Он поразмыслил над этим секунду, вероятнее всего, уже тратя деньги в уме.
— И я должен прикрыть парня, следящего за мониторами, когда он отключит камеру. Его тоже могут уволить.
— Пять для него.
Мы слишком долго разговаривали. Я уже знала, что за мной следят, и разговор с Марком за пределами ванной заметили бы в любом случае.
— Ты весьма неплохо поработала головой, — сказал он.
— Господи, ну ты и свинья.
Казалось, ему понравилось. Мне стоило назвать его джентльменом.
— Мой член нужно отсосать, куколка. Я на ночной смене, и становится немного скучно смотреть, как вы, психи, мастурбируете.
— Прекрасно. Просто позаботься об этом, — я протолкнулась в ванную, прежде чем он потребовал ещё и мою задницу.
Карен как раз выходила из палаты.
— Это Дикон? Парень на скамейке, с которым я тебя видела, — от неё несло рвотой. Голос и походка были неуверенными и сонными.
— Да.
— Вау. Он... Даже слова подобрать не могу. Властный, может быть? Иисус. И эти глаза.
— Да. Его внутренний мир тоже великолепен, — мне не нужно было в туалет, так что я просто поправила волосы перед зеркалом. Мне нужна была минута, чтобы Марк сделал своё дело.
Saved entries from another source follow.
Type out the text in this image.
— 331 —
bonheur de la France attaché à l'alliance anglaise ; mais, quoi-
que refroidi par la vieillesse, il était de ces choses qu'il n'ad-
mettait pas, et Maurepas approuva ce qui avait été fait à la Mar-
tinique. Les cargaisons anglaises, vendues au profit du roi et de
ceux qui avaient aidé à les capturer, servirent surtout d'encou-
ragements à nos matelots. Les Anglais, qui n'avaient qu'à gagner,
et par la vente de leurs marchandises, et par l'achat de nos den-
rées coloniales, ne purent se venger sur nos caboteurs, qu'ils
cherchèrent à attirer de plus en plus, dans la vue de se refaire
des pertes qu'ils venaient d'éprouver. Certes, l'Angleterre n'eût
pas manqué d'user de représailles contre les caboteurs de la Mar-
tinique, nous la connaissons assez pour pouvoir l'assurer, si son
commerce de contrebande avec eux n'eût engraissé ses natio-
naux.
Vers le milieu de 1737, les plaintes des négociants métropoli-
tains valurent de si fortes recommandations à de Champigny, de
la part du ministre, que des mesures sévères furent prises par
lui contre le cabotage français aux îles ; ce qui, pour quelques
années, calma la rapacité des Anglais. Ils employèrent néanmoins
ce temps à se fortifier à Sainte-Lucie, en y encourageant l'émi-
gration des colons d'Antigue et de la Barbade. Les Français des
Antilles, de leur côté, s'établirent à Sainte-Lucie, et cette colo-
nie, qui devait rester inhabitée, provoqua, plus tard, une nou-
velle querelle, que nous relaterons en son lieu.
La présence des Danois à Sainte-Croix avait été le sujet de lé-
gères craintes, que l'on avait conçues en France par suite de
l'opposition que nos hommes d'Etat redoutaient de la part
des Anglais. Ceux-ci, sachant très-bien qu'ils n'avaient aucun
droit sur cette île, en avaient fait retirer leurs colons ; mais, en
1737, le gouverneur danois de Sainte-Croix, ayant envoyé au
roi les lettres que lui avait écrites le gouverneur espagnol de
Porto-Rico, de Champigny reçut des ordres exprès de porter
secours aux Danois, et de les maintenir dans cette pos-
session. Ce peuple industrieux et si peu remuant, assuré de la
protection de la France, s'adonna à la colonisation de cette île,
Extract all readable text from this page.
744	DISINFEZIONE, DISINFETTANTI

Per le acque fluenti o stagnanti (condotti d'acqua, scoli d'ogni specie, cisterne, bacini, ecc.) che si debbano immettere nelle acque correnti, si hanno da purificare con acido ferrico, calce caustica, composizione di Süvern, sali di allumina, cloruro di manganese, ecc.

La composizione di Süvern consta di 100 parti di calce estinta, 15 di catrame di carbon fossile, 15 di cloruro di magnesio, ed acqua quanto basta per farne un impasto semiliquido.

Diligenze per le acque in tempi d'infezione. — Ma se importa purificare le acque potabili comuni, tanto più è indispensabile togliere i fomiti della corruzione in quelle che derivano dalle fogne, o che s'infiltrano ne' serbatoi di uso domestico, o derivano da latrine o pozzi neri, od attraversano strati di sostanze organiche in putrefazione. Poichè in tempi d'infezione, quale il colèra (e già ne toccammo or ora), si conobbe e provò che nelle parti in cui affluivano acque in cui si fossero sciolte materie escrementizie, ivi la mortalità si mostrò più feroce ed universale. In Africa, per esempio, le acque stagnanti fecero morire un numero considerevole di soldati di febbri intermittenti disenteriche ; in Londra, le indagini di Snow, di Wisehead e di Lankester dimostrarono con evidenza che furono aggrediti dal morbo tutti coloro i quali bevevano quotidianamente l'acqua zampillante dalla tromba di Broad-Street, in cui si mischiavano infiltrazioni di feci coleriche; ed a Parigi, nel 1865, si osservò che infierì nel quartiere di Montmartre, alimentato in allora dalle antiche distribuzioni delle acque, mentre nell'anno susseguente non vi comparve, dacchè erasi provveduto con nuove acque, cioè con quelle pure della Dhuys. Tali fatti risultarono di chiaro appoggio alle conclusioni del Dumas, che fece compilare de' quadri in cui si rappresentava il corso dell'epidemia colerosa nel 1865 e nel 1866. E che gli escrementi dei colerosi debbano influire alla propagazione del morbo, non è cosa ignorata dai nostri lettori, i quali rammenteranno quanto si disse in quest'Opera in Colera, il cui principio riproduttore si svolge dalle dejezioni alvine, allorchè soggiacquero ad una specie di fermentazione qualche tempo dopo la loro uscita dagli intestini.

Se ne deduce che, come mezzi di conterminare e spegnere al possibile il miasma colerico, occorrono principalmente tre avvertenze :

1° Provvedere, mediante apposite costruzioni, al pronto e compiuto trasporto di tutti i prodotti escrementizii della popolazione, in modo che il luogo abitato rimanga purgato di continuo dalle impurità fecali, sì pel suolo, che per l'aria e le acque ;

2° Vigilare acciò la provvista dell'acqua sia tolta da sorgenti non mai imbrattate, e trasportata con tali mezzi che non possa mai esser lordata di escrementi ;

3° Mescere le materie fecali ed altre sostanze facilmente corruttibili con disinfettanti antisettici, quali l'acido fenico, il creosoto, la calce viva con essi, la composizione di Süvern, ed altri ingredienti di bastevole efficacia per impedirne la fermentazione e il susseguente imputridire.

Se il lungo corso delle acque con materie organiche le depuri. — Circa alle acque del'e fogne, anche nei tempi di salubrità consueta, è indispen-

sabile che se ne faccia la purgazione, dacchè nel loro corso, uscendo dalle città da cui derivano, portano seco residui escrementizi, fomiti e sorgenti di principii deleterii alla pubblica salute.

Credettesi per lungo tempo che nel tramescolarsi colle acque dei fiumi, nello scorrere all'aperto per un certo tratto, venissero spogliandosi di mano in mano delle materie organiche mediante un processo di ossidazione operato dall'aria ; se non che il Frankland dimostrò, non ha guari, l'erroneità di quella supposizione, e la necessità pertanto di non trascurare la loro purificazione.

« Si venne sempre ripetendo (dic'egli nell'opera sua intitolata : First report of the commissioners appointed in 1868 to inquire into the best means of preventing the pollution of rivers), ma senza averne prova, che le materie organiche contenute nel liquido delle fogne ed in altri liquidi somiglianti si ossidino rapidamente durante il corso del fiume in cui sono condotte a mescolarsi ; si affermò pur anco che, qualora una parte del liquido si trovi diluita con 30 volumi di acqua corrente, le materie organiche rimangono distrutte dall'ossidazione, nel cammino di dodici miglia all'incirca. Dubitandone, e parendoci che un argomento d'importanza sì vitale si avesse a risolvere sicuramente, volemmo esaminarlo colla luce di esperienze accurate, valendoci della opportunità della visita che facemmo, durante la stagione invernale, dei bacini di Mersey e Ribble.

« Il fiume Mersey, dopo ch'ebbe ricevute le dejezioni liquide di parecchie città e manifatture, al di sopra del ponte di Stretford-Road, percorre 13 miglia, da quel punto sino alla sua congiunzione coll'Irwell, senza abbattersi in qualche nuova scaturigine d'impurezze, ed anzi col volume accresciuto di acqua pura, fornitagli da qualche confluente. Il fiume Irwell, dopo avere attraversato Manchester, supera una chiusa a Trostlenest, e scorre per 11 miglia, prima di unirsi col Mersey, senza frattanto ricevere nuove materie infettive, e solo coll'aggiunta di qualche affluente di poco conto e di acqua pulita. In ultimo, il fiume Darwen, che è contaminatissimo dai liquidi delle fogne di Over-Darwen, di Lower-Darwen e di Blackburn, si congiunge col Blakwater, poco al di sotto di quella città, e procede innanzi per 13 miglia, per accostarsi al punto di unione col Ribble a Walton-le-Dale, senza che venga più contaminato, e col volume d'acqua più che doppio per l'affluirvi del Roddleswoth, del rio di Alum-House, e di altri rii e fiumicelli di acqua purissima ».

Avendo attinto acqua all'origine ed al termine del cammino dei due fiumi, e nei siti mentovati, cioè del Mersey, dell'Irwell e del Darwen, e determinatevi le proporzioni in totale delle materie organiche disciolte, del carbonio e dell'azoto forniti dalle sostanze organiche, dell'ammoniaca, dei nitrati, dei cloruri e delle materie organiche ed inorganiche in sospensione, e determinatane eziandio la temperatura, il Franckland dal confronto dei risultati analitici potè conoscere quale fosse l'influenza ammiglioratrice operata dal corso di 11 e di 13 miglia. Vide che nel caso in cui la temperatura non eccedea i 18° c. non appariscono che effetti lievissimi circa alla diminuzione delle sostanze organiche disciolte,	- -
— Хорошо тебе, — сказала она, проходя к двери. — Ты можешь использовать перерыв.
— Спасибо, — она собиралась открыть дверь, когда я сказала: — Можешь не приближаться к дырам у ручья?
— Конечно. Все на сеансах, вроде как. Это не должно быть для тебя проблемой.
Я придержала для Карен дверь, потому что у неё были проблемы с весом. Марк был на другом конце комнаты, держа поднос с лекарствами. Он увидел меня и подмигнул. Слабый кивок дал понять всё, что нужно было знать.
Я вышла на улицу. Дикон ждал меня — красивый силуэт, смазывающийся на фоне жалкого пейзажа. Я протянула ему руку.
— Всё улажено, — сказала я.
— У тебя настоящий дар.
Я вытащила его в сад.
— Ты понятия не имеешь.
— Правда?
Неправда, на самом деле, но я не хотела говорить ему, что я только что потратила двенадцать тысяч долларов и пообещала один мерзкий минет в обмен на тридцать минут уединения с ним. Я отстегнула бы и большую сумму, и пусть та жалкая тварь кончит в мою задницу хоть сто раз, если это будет значить, что я побуду с Диконом наедине.